The Saudi-funded spread of Wahhabism began as a result of Western countries asking Riyadh to help counter the Soviet Union during the Cold War, Crown Prince Mohammed bin Salman said on Thursday, according to RT.com

The crown prince said that Saudi Arabia’s Western allies urged the country to invest in mosques and madrassas overseas during the Cold War, in an effort to prevent encroachment in Muslim countries by the Soviet Union.

He added that successive Saudi governments had lost track of that effort, saying we have to get it all back.” He added that funding now comes mostly from Saudi based “foundations,” rather than from the government.

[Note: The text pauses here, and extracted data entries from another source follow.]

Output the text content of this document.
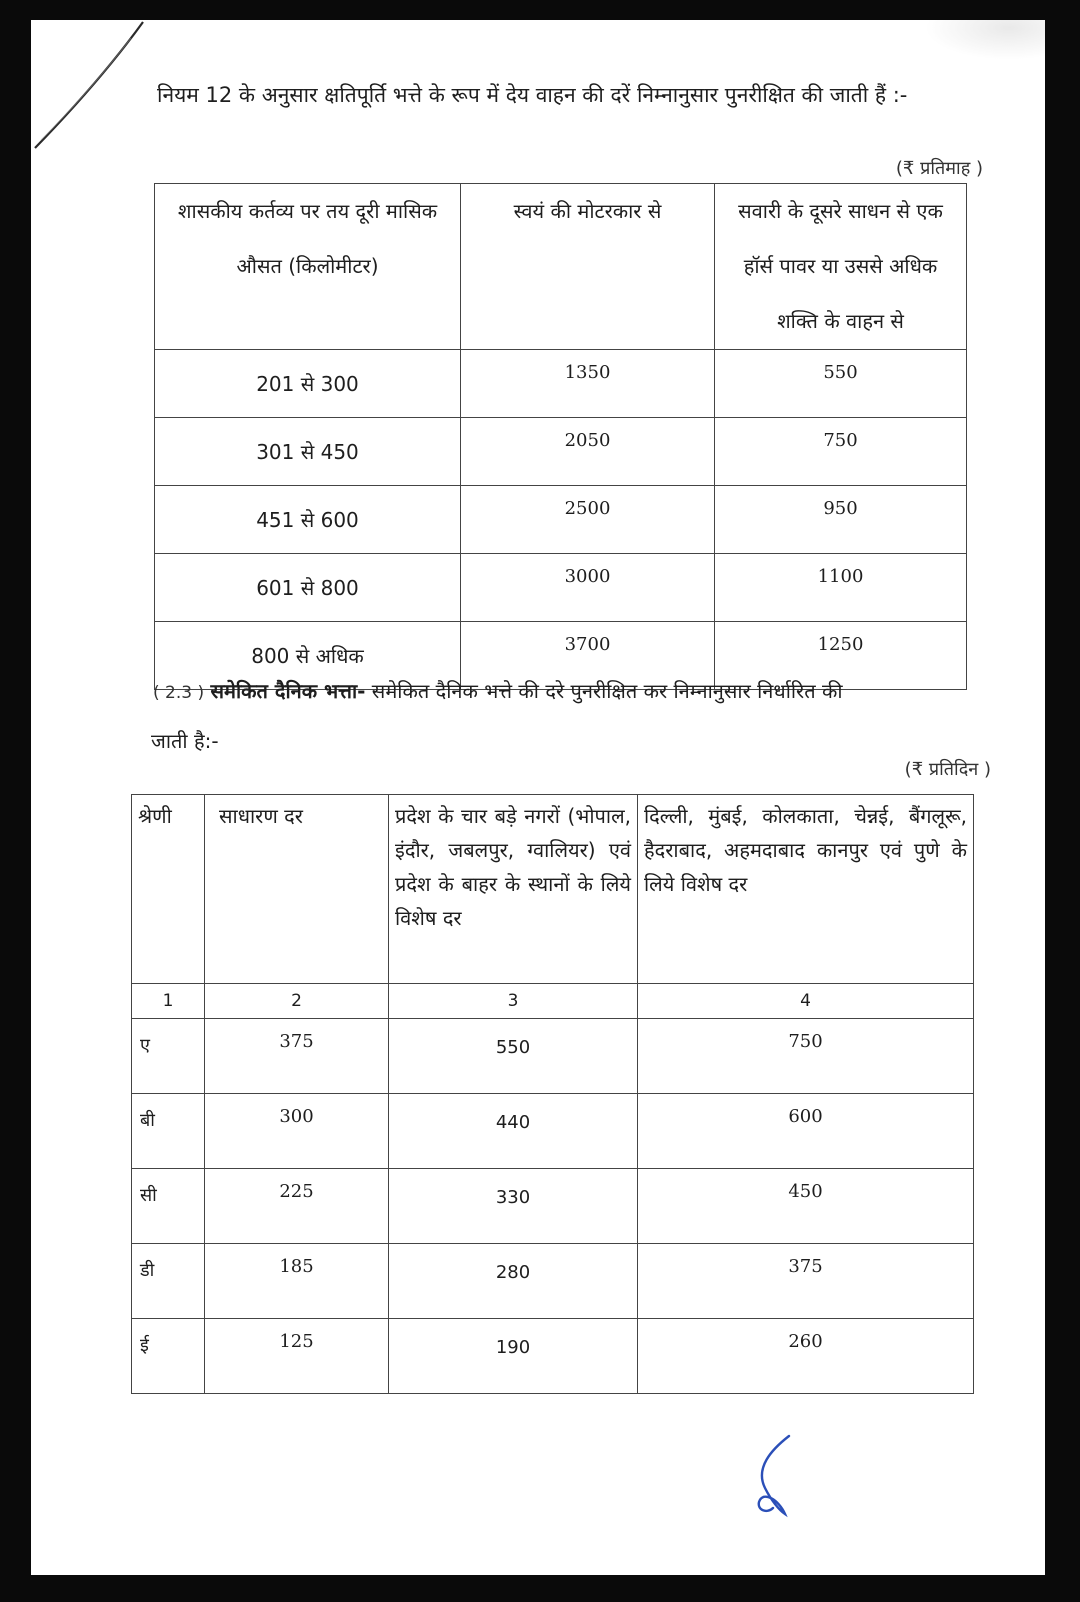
नियम 12 के अनुसार क्षतिपूर्ति भत्ते के रूप में देय वाहन की दरें निम्नानुसार पुनरीक्षित की जाती हैं :-
(₹ प्रतिमाह )
शासकीय कर्तव्य पर तय दूरी मासिक औसत (किलोमीटर)	स्वयं की मोटरकार से	सवारी के दूसरे साधन से एक हॉर्स पावर या उससे अधिक शक्ति के वाहन से
201 से 300	1350	550
301 से 450	2050	750
451 से 600	2500	950
601 से 800	3000	1100
800 से अधिक	3700	1250
( 2.3 ) समेकित दैनिक भत्ता- समेकित दैनिक भत्ते की दरे पुनरीक्षित कर निम्नानुसार निर्धारित की
जाती है:-
(₹ प्रतिदिन )
श्रेणी	साधारण दर	प्रदेश के चार बड़े नगरों (भोपाल, इंदौर, जबलपुर, ग्वालियर) एवं प्रदेश के बाहर के स्थानों के लिये विशेष दर	दिल्ली, मुंबई, कोलकाता, चेन्नई, बैंगलूरू, हैदराबाद, अहमदाबाद कानपुर एवं पुणे के लिये विशेष दर
1	2	3	4
ए	375	550	750
बी	300	440	600
सी	225	330	450
डी	185	280	375
ई	125	190	260
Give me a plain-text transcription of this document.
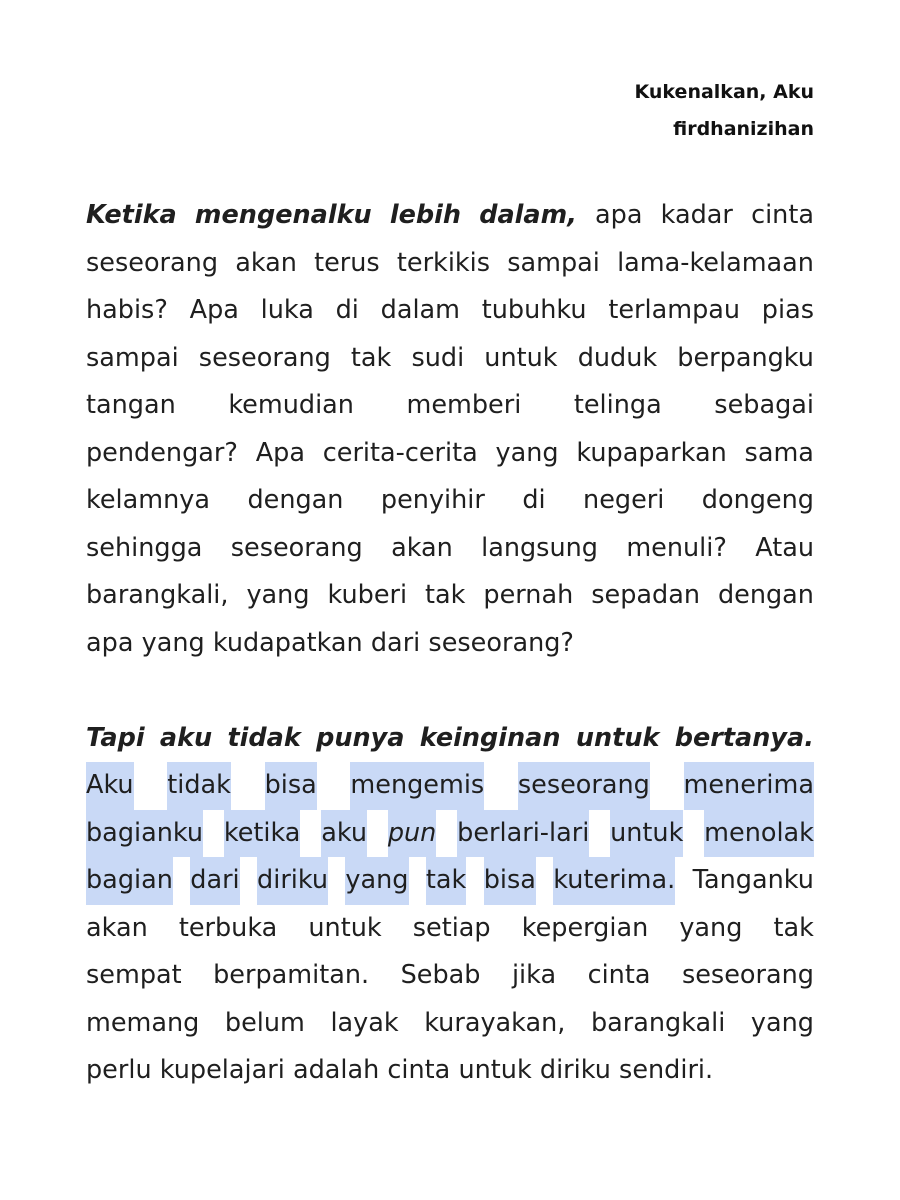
Kukenalkan, Aku
firdhanizihan
Ketika mengenalku lebih dalam, apa kadar cinta
seseorang akan terus terkikis sampai lama-kelamaan
habis? Apa luka di dalam tubuhku terlampau pias
sampai seseorang tak sudi untuk duduk berpangku
tangan kemudian memberi telinga sebagai
pendengar? Apa cerita-cerita yang kupaparkan sama
kelamnya dengan penyihir di negeri dongeng
sehingga seseorang akan langsung menuli? Atau
barangkali, yang kuberi tak pernah sepadan dengan
apa yang kudapatkan dari seseorang?
Tapi aku tidak punya keinginan untuk bertanya.
Aku tidak bisa mengemis seseorang menerima
bagianku ketika aku pun berlari-lari untuk menolak
bagian dari diriku yang tak bisa kuterima. Tanganku
akan terbuka untuk setiap kepergian yang tak
sempat berpamitan. Sebab jika cinta seseorang
memang belum layak kurayakan, barangkali yang
perlu kupelajari adalah cinta untuk diriku sendiri.
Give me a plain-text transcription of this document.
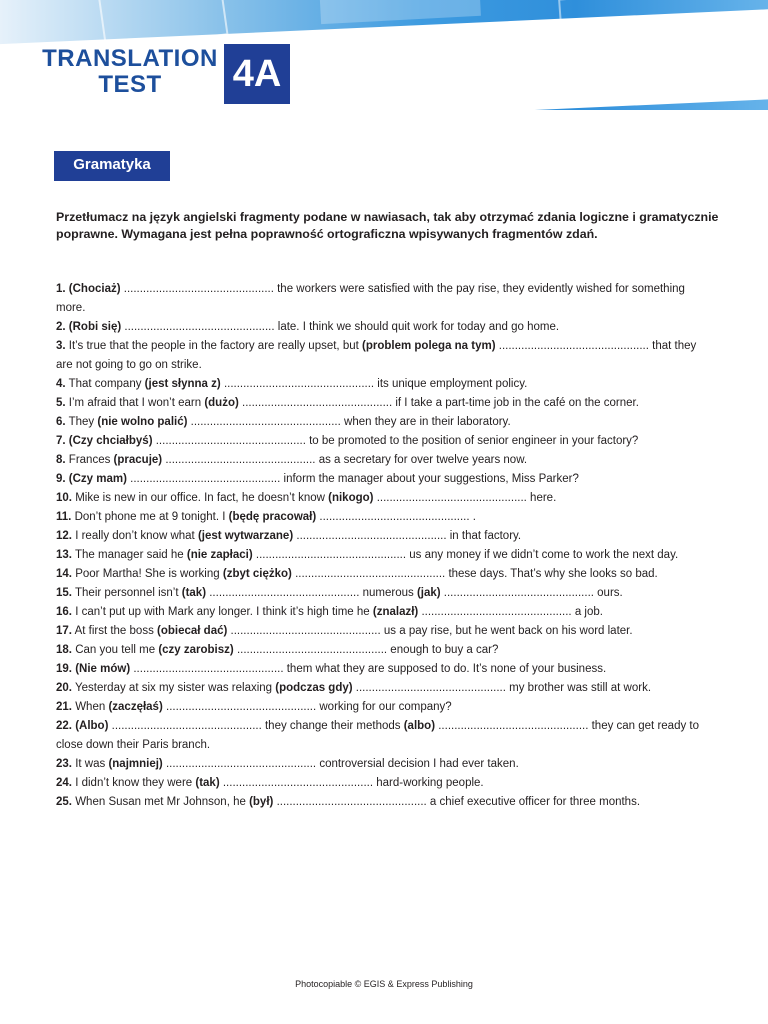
TRANSLATION
TEST	4A Work
Gramatyka
Przetłumacz na język angielski fragmenty podane w nawiasach, tak aby otrzymać zdania logiczne i gramatycznie poprawne. Wymagana jest pełna poprawność ortograficzna wpisywanych fragmentów zdań.

1. (Chociaż) ............................................... the workers were satisfied with the pay rise, they evidently wished for something more.

2. (Robi się) ............................................... late. I think we should quit work for today and go home.

3. It’s true that the people in the factory are really upset, but (problem polega na tym) ............................................... that they are not going to go on strike.

4. That company (jest słynna z) ............................................... its unique employment policy.

5. I’m afraid that I won’t earn (dużo) ............................................... if I take a part-time job in the café on the corner.

6. They (nie wolno palić) ............................................... when they are in their laboratory.

7. (Czy chciałbyś) ............................................... to be promoted to the position of senior engineer in your factory?

8. Frances (pracuje) ............................................... as a secretary for over twelve years now.

9. (Czy mam) ............................................... inform the manager about your suggestions, Miss Parker?

10. Mike is new in our office. In fact, he doesn’t know (nikogo) ............................................... here.

11. Don’t phone me at 9 tonight. I (będę pracował) ............................................... .

12. I really don’t know what (jest wytwarzane) ............................................... in that factory.

13. The manager said he (nie zapłaci) ............................................... us any money if we didn’t come to work the next day.

14. Poor Martha! She is working (zbyt ciężko) ............................................... these days. That’s why she looks so bad.

15. Their personnel isn’t (tak) ............................................... numerous (jak) ............................................... ours.

16. I can’t put up with Mark any longer. I think it’s high time he (znalazł) ............................................... a job.

17. At first the boss (obiecał dać) ............................................... us a pay rise, but he went back on his word later.

18. Can you tell me (czy zarobisz) ............................................... enough to buy a car?

19. (Nie mów) ............................................... them what they are supposed to do. It’s none of your business.

20. Yesterday at six my sister was relaxing (podczas gdy) ............................................... my brother was still at work.

21. When (zaczęłaś) ............................................... working for our company?

22. (Albo) ............................................... they change their methods (albo) ............................................... they can get ready to close down their Paris branch.

23. It was (najmniej) ............................................... controversial decision I had ever taken.

24. I didn’t know they were (tak) ............................................... hard-working people.

25. When Susan met Mr Johnson, he (był) ............................................... a chief executive officer for three months.

Photocopiable © EGIS & Express Publishing
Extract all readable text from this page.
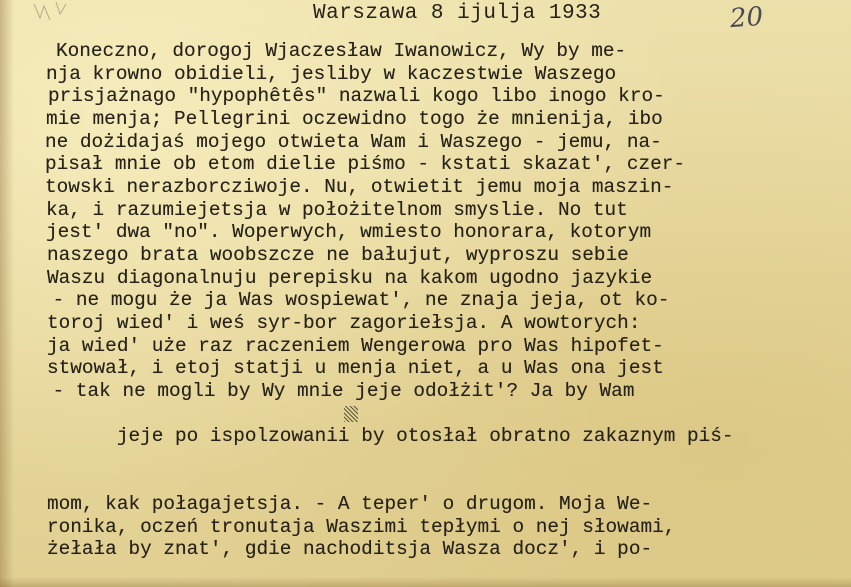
Warszawa 8 ijulja 1933	20
Koneczno, dorogoj Wjaczesław Iwanowicz, Wy by me-
nja krowno obidieli, jesliby w kaczestwie Waszego
prisjażnago "hypophêtês" nazwali kogo libo inogo kro-
mie menja; Pellegrini oczewidno togo że mnienija, ibo
ne dożidajaś mojego otwieta Wam i Waszego - jemu, na-
pisał mnie ob etom dielie piśmo - kstati skazat', czer-
towski nerazborcziwoje. Nu, otwietit jemu moja maszin-
ka, i razumiejetsja w położitelnom smyslie. No tut
jest' dwa "no". Woperwych, wmiesto honorara, kotorym
naszego brata woobszcze ne bałujut, wyproszu sebie
Waszu diagonalnuju perepisku na kakom ugodno jazykie
- ne mogu że ja Was wospiewat', ne znaja jeja, ot ko-
toroj wied' i weś syr-bor zagoriełsja. A wowtorych:
ja wied' uże raz raczeniem Wengerowa pro Was hipofet-
stwował, i etoj statji u menja niet, a u Was ona jest
- tak ne mogli by Wy mnie jeje odołżit'? Ja by Wam

jeje po ispolzowanii by otosłał obratno zakaznym piś-

mom, kak połagajetsja. - A teper' o drugom. Moja We-
ronika, oczeń tronutaja Waszimi tepłymi o nej słowami,
żełała by znat', gdie nachoditsja Wasza docz', i po-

The crown prince’s interview with the Washington Post took place on March 22, the final day of his US tour.

Another topic of discussion included a previous claim by US media that bin Salman had said that he had White House senior adviser Jared Kushner “in his pocket.”

Bin Salman denied reports that when he and Kushner – who is also Donald Trump’s son-in-law – met in Riyadh in October, he had sought or received a greenlight from Kushner for the massive crackdown on alleged corruption which led to widespread arrests in the kingdom shortly afterwards.

According to bin Salman, the arrests were a domestic issue and had been in the works for years.

He said it would be “really insane” for him to trade classified information with Kushner, or to try to use him to advance Saudi interests within the Trump administration.

He stated that their relationship was within a normal governmental context, but did acknowledge that he and Kushner “work together as friends, more than partners.”

He stated that he also had good relationships with Vice President Mike Pence and others within the White House.